Milagre na Ladeira

De repente um som chamou minha atenção.
Fechei os olhos e me deixei guiar por aquela melodia mágica.
O som me levou até a rua e quando abri os olhos,
um choque de colorido, graça e beleza
me transportou a um outro mundo.
Uma mulher envolta em panos coloridos
fazia movimentos sinuosos em torno do próprio corpo.
Seus braços reluziam com o dourado das inúmeras pulseiras.
Em seu olhar um brilho indescritível.
Em estado de êxtase, ela revenciava seus protetores.
Seus lábios se abriam num sorriso mais feliz que eu já havia visto.
Seu porte era de uma verdadeira Rainha.
E a musicalidade exalava por seus poros.
Seus pés quase não tocavam o chão em seu balé divino.
E, como por encanto, o som parou.
Finalmente, pisquei.
Por um segundo, nossos olhares se encontraram.
Senti uma corrente elétrica percorrendo meu corpo.
Vi naquela negra íris todo o sofrimento de um povo
que foi até o limite de sua própria humanidade.
Vi os castigos.
Vi a incompreensão.
Vi a marca do chicote
e o sangue manchando a alma.
Mas naquele mesmo olhar,
eu vi a força de uma raça que tem orgulho
do que é.
Uma raça que não se dobra diante das dificuldades.
Uma raça que não se envergonha de cair
porque sabe que aquela queda a tornará muito mais sábia.
Naquela fração de segundo, eu tive uma aula sobre
DIGNIDADE, GARRA E CORAGEM.
E então, aquela Deusa de Ébano sorriu para mim.
Naquele momento eu descobri
que aquele era o momento mágico do meu dia.
E depois que ela foi embora,
eu ainda fiquei um longo tempo parada
no mesmo lugar,
inebriada pela aura de Grandiosidade e Magia
que aquela mulher havia deixado...

P.S.: Escrevi esse texto para uma Mulher.

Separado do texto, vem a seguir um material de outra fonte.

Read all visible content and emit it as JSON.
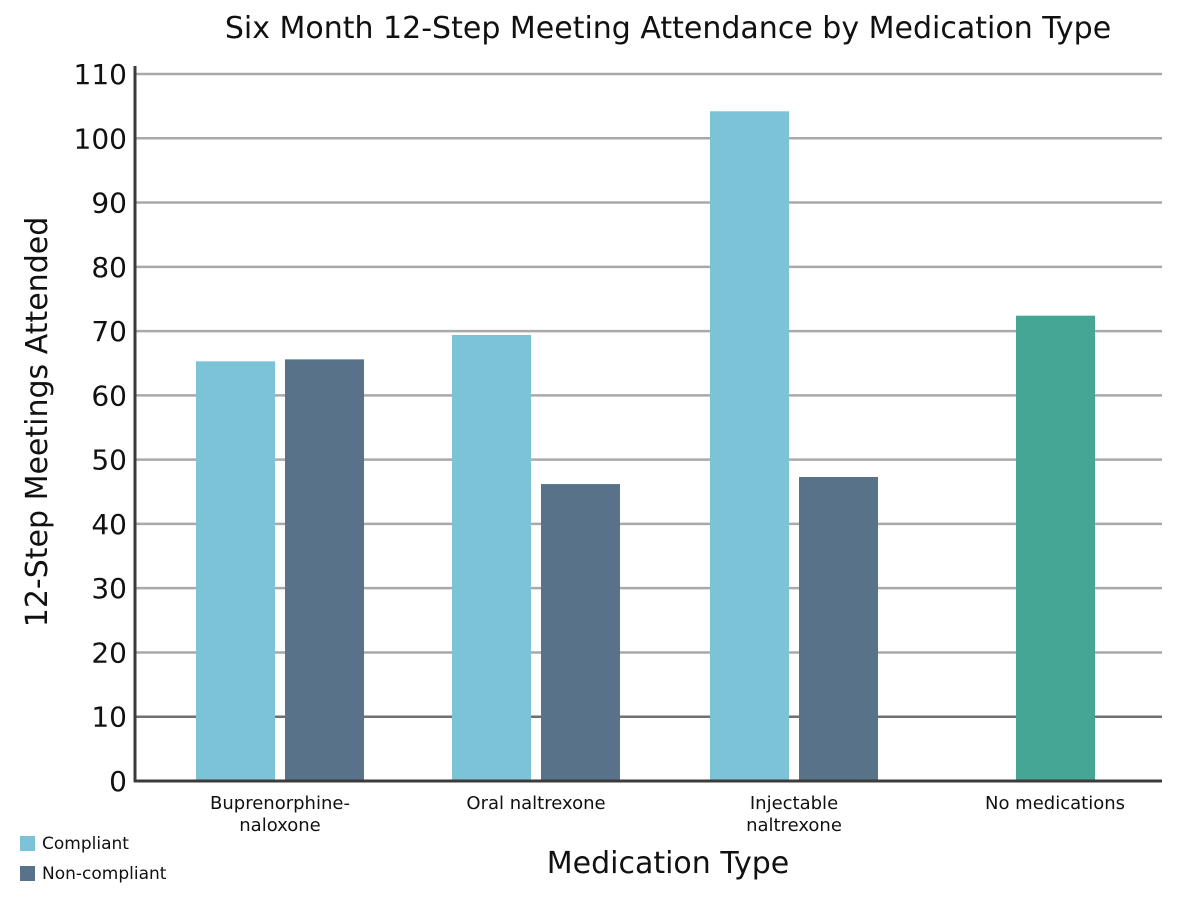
{
  "chart_data": {
    "type": "bar",
    "title": "Six Month 12-Step Meeting Attendance by Medication Type",
    "xlabel": "Medication Type",
    "ylabel": "12-Step Meetings Attended",
    "ylim": [
      0,
      110
    ],
    "yticks": [
      0,
      10,
      20,
      30,
      40,
      50,
      60,
      70,
      80,
      90,
      100,
      110
    ],
    "grid": true,
    "legend_position": "bottom-left",
    "categories": [
      [
        "Buprenorphine-",
        "naloxone"
      ],
      [
        "Oral naltrexone"
      ],
      [
        "Injectable",
        "naltrexone"
      ],
      [
        "No medications"
      ]
    ],
    "series": [
      {
        "name": "Compliant",
        "color": "#7dc3d8",
        "values": [
          65.3,
          69.4,
          104.2,
          null
        ]
      },
      {
        "name": "Non-compliant",
        "color": "#587389",
        "values": [
          65.6,
          46.2,
          47.3,
          null
        ]
      },
      {
        "color": "#45a695",
        "values": [
          null,
          null,
          null,
          72.4
        ]
      }
    ]
  }
}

Uma Negra Maravilhosa, que me ensinou a sentir um respeito maior ainda pela minha condição de Mulher, e de descendente de um Povo que fez História com as suas Estórias...
Ela não tem nome. Tem apenas um rosto. Nunca vou esquecer a imagem dela dançando seu balé lindíssimo. Não era somente uma dança, era uma Oração. Uma Reverência. E eu, fiquei com as bênçãos daquela Criatura Divina...
Uma semana depois, recebi em minha casa um presente, e junto com ele os seguintes dizeres:

" E eu andarei vestido e armado, com as armas de São Jorge. Para que meus inimigos tendo pés não me alcancem, 
tendo mãos não me peguem, 
tendo olhos não me enxerguem, 
nem pensamentos eles possam ter para me fazerem mal. 
Armas de fogo o meu corpo não alcançarão, facas e lanças se quebrem sem ao meu corpo chegar, 
cordas e correntes se quebrem sem ao meu corpo, amarrar."

Desde aquele dia, carrego em meu coração essas palavras.
E em dias como o de hoje, em que sinto minhas pernas fraquejarem diante das dificuldades, cada uma dessas letras queima como tatuagem e repicam em minha mente como sinos, para que eu não esqueça quem sou.